In the incessant parade of Marvel Comics inspired sequels,
prequels, and whatever other money-drubbing special effects eyeball
candy is drummed into audiences, “Welcome to the Rileys” is a window to a world
of loss, patience, compassion, and possibly redemption.
The independent film project is so archaic that it relies on
superb acting by the late James Gandolfini, Kristen Stewart, and Melissa Leo to
make its story engaging. Nothing
explodes, rockets into the air, crashes (unless you count human ones), or
bleeds profusely (except when one of Mallory’s tricks smacks her around because
he’s not happy with the sexual services she’s expected to provide), “He
tried to stick it up my ass,” she tells Doug, who is glad there is one vice
Mallory does refuse to engage in.
Doug is the proprietor of a successful plumbing supply
chain. Lois is his wife. And ‘Mallory’ (who goes by several aka(s) is
a . . . .
1)
teen-age prostitute
2)
stripper
3)
orphan runaway from Florida
4)
substitute daughter to fill an empty space
There’s a lot of concentrated dissonance in the lives of
Lois and Doug. Since the death of their
daughter Emily in a car accident, the couple has been locked into separate emotional
boxes. Lois has not left the house for
years, not even to walk down her driveway to the mailbox. Doug bides his time through business and an
ongoing affair with a black waitress at a local diner.
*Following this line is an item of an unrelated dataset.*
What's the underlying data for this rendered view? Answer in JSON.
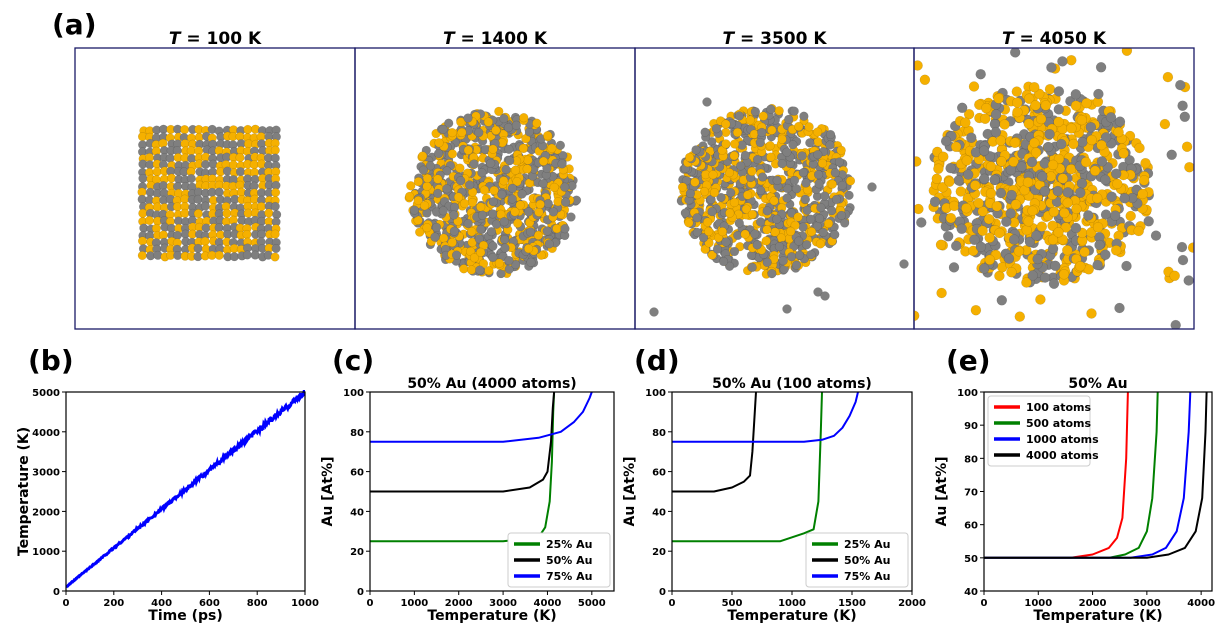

It’s when Doug goes to a plumbers convention in New Orleans
that he meets Mallory in a strip club where he’s gone to hide away from his obtuse
conventioneer pals. He refuses
everything she offers beginning with a lap dance, and then graduating to just about
everything else. “Except anal, I don’t
do anal,” Mallory says.
It takes her a good long time to realize Doug is a real live
human being and a generous one to boot. Mallory
is quite a beautiful mess with her tangle of hair, sharp features, halting
bird-of-prey eyes darting around. There
are a couple of camera shots where you realize Doug may be a better man than
you are. Not having seen Kirsten
Stewart in those fantasy flicks, I wondered if that was a body double climbing
onto Doug’s lap in the seedy private room of the strip club. Yikes, there was
one shot where I’d definitely lose my religion — but not to digress.
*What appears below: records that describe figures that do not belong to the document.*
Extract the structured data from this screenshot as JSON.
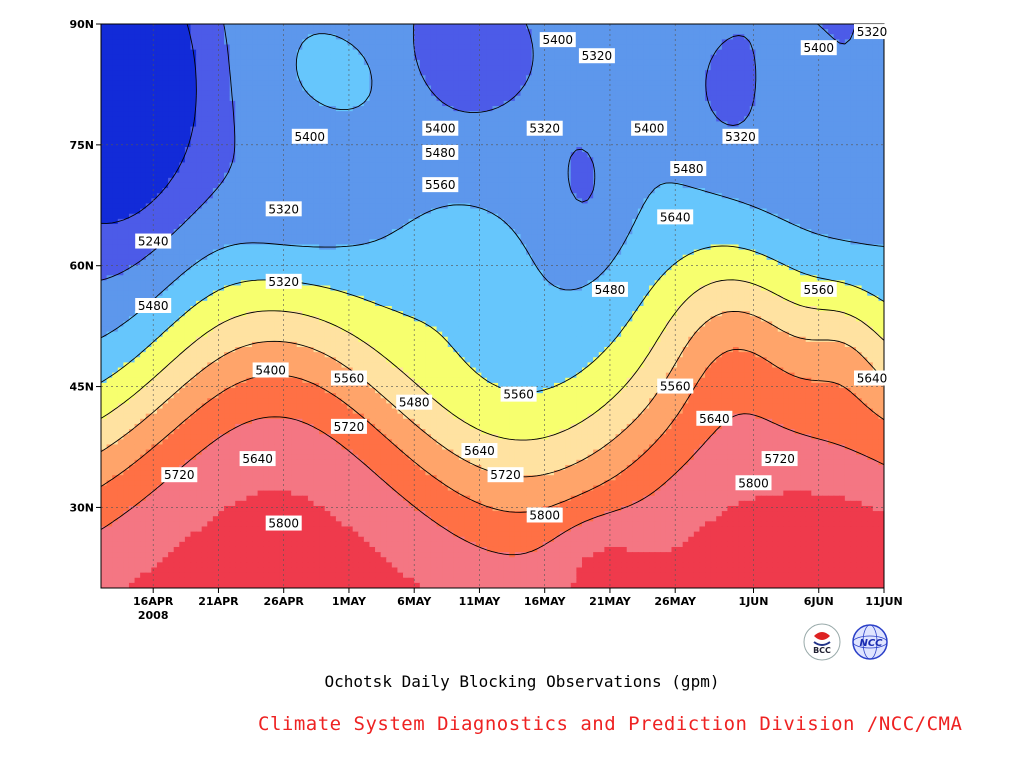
{
  "chart_data": {
    "type": "heatmap",
    "title": "Ochotsk Daily Blocking Observations (gpm)",
    "x": [
      "16APR",
      "21APR",
      "26APR",
      "1MAY",
      "6MAY",
      "11MAY",
      "16MAY",
      "21MAY",
      "26MAY",
      "1JUN",
      "6JUN",
      "11JUN"
    ],
    "x_year_label": "2008",
    "y": [
      "30N",
      "45N",
      "60N",
      "75N",
      "90N"
    ],
    "levels": [
      5240,
      5320,
      5400,
      5480,
      5560,
      5640,
      5720,
      5800
    ],
    "colors": [
      "#122bd8",
      "#4c5be8",
      "#5d97ec",
      "#66c6fc",
      "#f7ff6e",
      "#ffe2a1",
      "#ffa46a",
      "#ff7045",
      "#f47683",
      "#ef3a4c"
    ],
    "contour_labels": [
      {
        "value": "5240",
        "date": "16APR",
        "lat": "63N"
      },
      {
        "value": "5320",
        "date": "26APR",
        "lat": "67N"
      },
      {
        "value": "5320",
        "date": "26APR",
        "lat": "58N"
      },
      {
        "value": "5400",
        "date": "28APR",
        "lat": "76N"
      },
      {
        "value": "5480",
        "date": "16APR",
        "lat": "55N"
      },
      {
        "value": "5400",
        "date": "25APR",
        "lat": "47N"
      },
      {
        "value": "5560",
        "date": "1MAY",
        "lat": "46N"
      },
      {
        "value": "5480",
        "date": "6MAY",
        "lat": "43N"
      },
      {
        "value": "5400",
        "date": "8MAY",
        "lat": "77N"
      },
      {
        "value": "5480",
        "date": "8MAY",
        "lat": "74N"
      },
      {
        "value": "5560",
        "date": "8MAY",
        "lat": "70N"
      },
      {
        "value": "5400",
        "date": "17MAY",
        "lat": "88N"
      },
      {
        "value": "5320",
        "date": "20MAY",
        "lat": "86N"
      },
      {
        "value": "5320",
        "date": "16MAY",
        "lat": "77N"
      },
      {
        "value": "5400",
        "date": "24MAY",
        "lat": "77N"
      },
      {
        "value": "5320",
        "date": "31MAY",
        "lat": "76N"
      },
      {
        "value": "5480",
        "date": "27MAY",
        "lat": "72N"
      },
      {
        "value": "5640",
        "date": "26MAY",
        "lat": "66N"
      },
      {
        "value": "5400",
        "date": "6JUN",
        "lat": "87N"
      },
      {
        "value": "5320",
        "date": "11JUN",
        "lat": "89N"
      },
      {
        "value": "5480",
        "date": "21MAY",
        "lat": "57N"
      },
      {
        "value": "5560",
        "date": "6JUN",
        "lat": "57N"
      },
      {
        "value": "5640",
        "date": "11JUN",
        "lat": "46N"
      },
      {
        "value": "5560",
        "date": "26MAY",
        "lat": "45N"
      },
      {
        "value": "5560",
        "date": "14MAY",
        "lat": "44N"
      },
      {
        "value": "5640",
        "date": "29MAY",
        "lat": "41N"
      },
      {
        "value": "5720",
        "date": "1MAY",
        "lat": "40N"
      },
      {
        "value": "5640",
        "date": "11MAY",
        "lat": "37N"
      },
      {
        "value": "5720",
        "date": "3JUN",
        "lat": "36N"
      },
      {
        "value": "5640",
        "date": "24APR",
        "lat": "36N"
      },
      {
        "value": "5720",
        "date": "13MAY",
        "lat": "34N"
      },
      {
        "value": "5720",
        "date": "18APR",
        "lat": "34N"
      },
      {
        "value": "5800",
        "date": "1JUN",
        "lat": "33N"
      },
      {
        "value": "5800",
        "date": "16MAY",
        "lat": "29N"
      },
      {
        "value": "5800",
        "date": "26APR",
        "lat": "28N"
      }
    ]
  },
  "credit": "Climate System Diagnostics and Prediction Division /NCC/CMA",
  "logos": {
    "bcc": "BCC",
    "ncc": "NCC"
  }
}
Doug decides to take up permanent residence in
the claptrap rooms where Mallory lives.
He calls wife Lois to tell her he won’t be home for a while. She’s so numb with shock and loss that it
hardly registers. Weeks pass and finally
Lois crashes out of her torpor and goes to look for her husband. It’s all new to her – getting into the car,
actually driving, rediscovering the outside world — but at least it’s a
beginning. Or it could be an ending the
way she drives, confusing reverse for a forward gear. So then you have Lois, Doug, and Mallory
living together in a ramshackle apartment in a rundown part of New Orleans.
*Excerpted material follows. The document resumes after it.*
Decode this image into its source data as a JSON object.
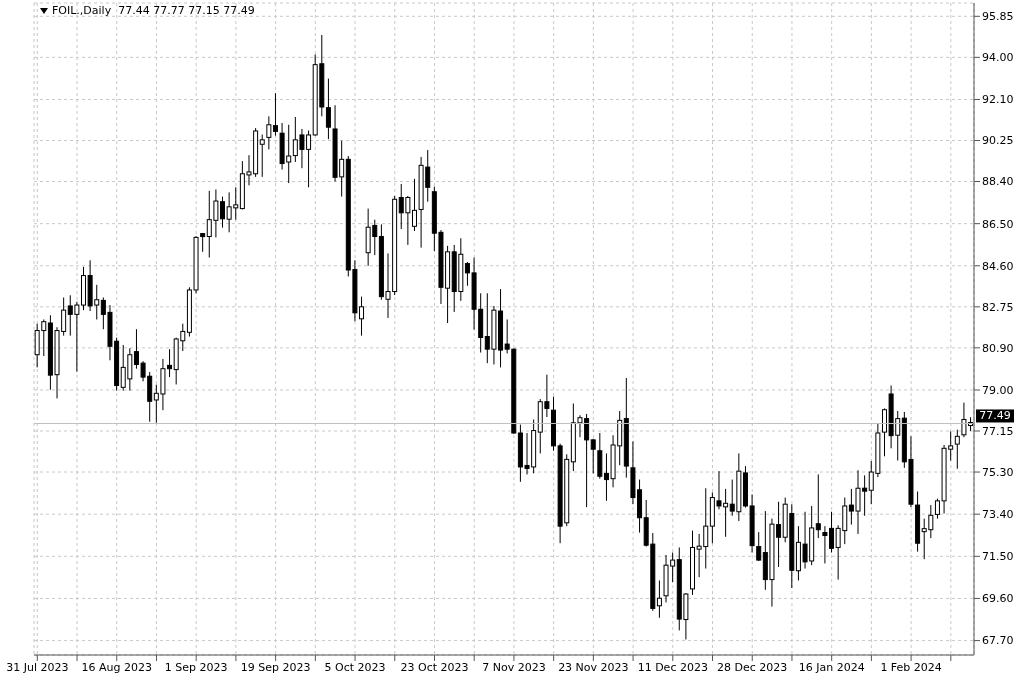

Of humor there are only short precise snatches. Because it’s all very sad and
heartbreaking. It’s not the kind of pain
you can easily shuck off. It’s a
familiar kind of pain that has you caring fopr Doug, and Lois, and Mallory.
Okay, so being the
discriminating film watcher that you are, and having seen some of this in RL,
you know that Mallory (and it could be any drug addict, child prostitute, teen
alcoholic, or serial loser in your life circle) cannot suddenly change into
that wholesome mid-western fairy princess to fill that huge hole in the lives
of Doug and Lois.
But she can deliver on a ray of hope. If the film stumbled in a few spots, you quickly
forgot about it, so engaging were the actors, and so human the story.